Akibat pertama kalinya menghadapi mata uang mengambang, negara-negara industri berusaha mengantisipasi fluktuasi mata uangnya dengan meningkatkan cadangan devisanya dengan nilai yang sangat besar dibanding sebelumnya. Dampak yang terjadi adalah penurunan nilai US dollar secara drastis. Karena minyak bumi dinilai dalam US dollar, maka pendapatan negara-negara penghasil minyak pun mengalami penurunan nyata.
Pada 15 Oktober 1973 hingga Maret 1974 saat OAPEC (Organization of Arab Petroleum Exporting Countries) yaitu negara arab anggota OPEC ditambah Mesir dan Suriah,  melakukan penyesuaian harga jual minyaknya, munurunkan produksinya secara bertahap dan memberlakukan embargo minyak terhadap Kanada, Jepang, Belanda, Inggris, dan Amerika Serikat sebagai tindakan protes terhadap dukungan Amerika Serikat terhadap Israel dalam perang Yom Kippur.  Hal ini menyebabkan harga minyak dunia melonjak tajam. Disertai dengan pengeluaran Amerika Serikat untuk perang Vietnam yang semakin besar, mengakibatkan ekonomi dunia menjadi tertekan, dan memaksa negara-negara di dunia untuk mengeluarkan anggaran yang lebih tinggi untuk memenuhi kebutuhan energinya. Saat itu harga minyak dunia meningkat 4 kali lipat, dari harga 3 USD/barrel menjadi 12 USD/barrel pada akhir 1974. Peristiwa ini disebut sebagai First Oil Shock, dikenal juga dengan krisis minyak (Sumber: "Responding to Crisis". University of Wisconsin. April 26, 2010).
Peristiwa kedua adalah Second Oil Shock,  dikenal juga dengan krisis energi, yang terjadi akibat menurunnya produksi minyak Iran pada tahun 1979 akibat diturunkannya Shah Iran dari kekuasaannya. Walaupun secara global produksi minyak hanya menurun 4%, akan tetapi rumor yang beredar memperburuk keadaan dan trauma kelangkaan BBM tahun 1973 membuat kepanikan melanda dan harga minyak meningkat dengan drastis. Pada 5 April 1979, harga minyak di  15,85 USD/barrel, dan tidak lama kemudian menjadi 39,5 USD/barrel (Sumber: "Iran, Another Crisis for the Shah". Time. 1978-11-13).  
Peristiwa tersebut disusul oleh perang Iran-Irak yang dimulai pada 22 September 1980 ketika Irak menyerang Iran.

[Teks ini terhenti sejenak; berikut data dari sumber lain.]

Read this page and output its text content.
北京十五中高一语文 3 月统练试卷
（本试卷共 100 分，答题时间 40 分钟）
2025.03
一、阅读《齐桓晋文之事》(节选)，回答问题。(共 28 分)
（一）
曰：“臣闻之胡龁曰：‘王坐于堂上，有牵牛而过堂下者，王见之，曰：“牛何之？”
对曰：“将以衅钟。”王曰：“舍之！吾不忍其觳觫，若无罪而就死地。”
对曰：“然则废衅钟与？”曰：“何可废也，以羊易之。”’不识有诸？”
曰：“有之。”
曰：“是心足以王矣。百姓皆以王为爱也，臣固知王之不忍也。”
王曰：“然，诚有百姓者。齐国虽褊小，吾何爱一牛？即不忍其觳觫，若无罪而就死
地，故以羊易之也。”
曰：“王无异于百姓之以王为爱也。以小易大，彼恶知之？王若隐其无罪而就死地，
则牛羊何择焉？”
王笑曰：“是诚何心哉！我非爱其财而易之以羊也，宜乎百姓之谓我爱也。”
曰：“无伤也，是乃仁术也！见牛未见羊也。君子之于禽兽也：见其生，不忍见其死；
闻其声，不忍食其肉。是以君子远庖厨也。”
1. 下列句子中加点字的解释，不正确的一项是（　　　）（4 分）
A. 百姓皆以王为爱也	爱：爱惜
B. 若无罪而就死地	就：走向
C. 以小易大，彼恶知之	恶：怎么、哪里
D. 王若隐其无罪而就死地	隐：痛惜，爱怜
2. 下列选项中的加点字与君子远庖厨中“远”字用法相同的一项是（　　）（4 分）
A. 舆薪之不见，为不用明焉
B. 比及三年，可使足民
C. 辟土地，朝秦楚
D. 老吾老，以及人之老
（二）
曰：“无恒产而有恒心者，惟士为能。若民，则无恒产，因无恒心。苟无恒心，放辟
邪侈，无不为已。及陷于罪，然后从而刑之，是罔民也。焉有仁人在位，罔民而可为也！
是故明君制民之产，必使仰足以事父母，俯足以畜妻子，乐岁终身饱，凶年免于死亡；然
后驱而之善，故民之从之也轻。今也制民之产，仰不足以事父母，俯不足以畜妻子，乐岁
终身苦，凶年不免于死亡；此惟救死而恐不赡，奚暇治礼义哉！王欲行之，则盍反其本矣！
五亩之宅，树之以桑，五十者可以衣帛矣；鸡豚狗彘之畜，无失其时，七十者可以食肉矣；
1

Akibatnya Iran tidak memproduksi minyak bumi lagi, dan dunia mengalami kelangkaan energi. Persoalan ini berhasil diatasi saat negara-negara penghasil minyak meningkatkan produksinya untuk mengembalikan suplai minyak bumi dunia. Perang Iran-Irak ini baru berakhir pada Agustus 1988( Sumber: Karsh, Efraim (25 April 2002). The Iran–Iraq War: 1980–1988.).
Akibat kedua peristiwa tersebut, trauma terhadap krisis minyak dan energi membuat banyak orang sadar bahwa ketergantungan dunia akan minyak bumi sangat membahayakan efeknya bagi ekonomi, sehingga muncul gerakan untuk mengembangkan energi alternatif yang bukan berbasis minyak bumi. Hal ini didukung pula oleh isu lingkungan yang dikembangkan di konferensi Stockholm 1972 atau United Nations Conference on the Human Environtment 1972
Pada UN conference of NRSE (New and Renewable Sources Of Energy) 1981 di Nairobi, Kenya, didapatkan kesepakatan yang diantaranya adalah bahwa keamanan pasokan energi adalah yang vital untuk perkembangan ekonomi setiap negara, kelangkaan energi adalah ancaman serius bagi perdamaian,  sehingga untuk alasan ekonomi dan politik ketergantungan terhadap minyak bumi (sumber energi tak terbarukan) harus secara bertahap dikurangi, dan kebijakan eksploitasi sumber energi baru dan terbarukan, termasuk untuk cadangan energi, harus mulai didorong (Sumber: “Nairobi Declaration”, UN Documents).
Sejak saat itulah istilah sumber energi baru dan terbarukan (new and renewable source of energi) menjadi pilihan alternatif dari sumber energi minyak bumi.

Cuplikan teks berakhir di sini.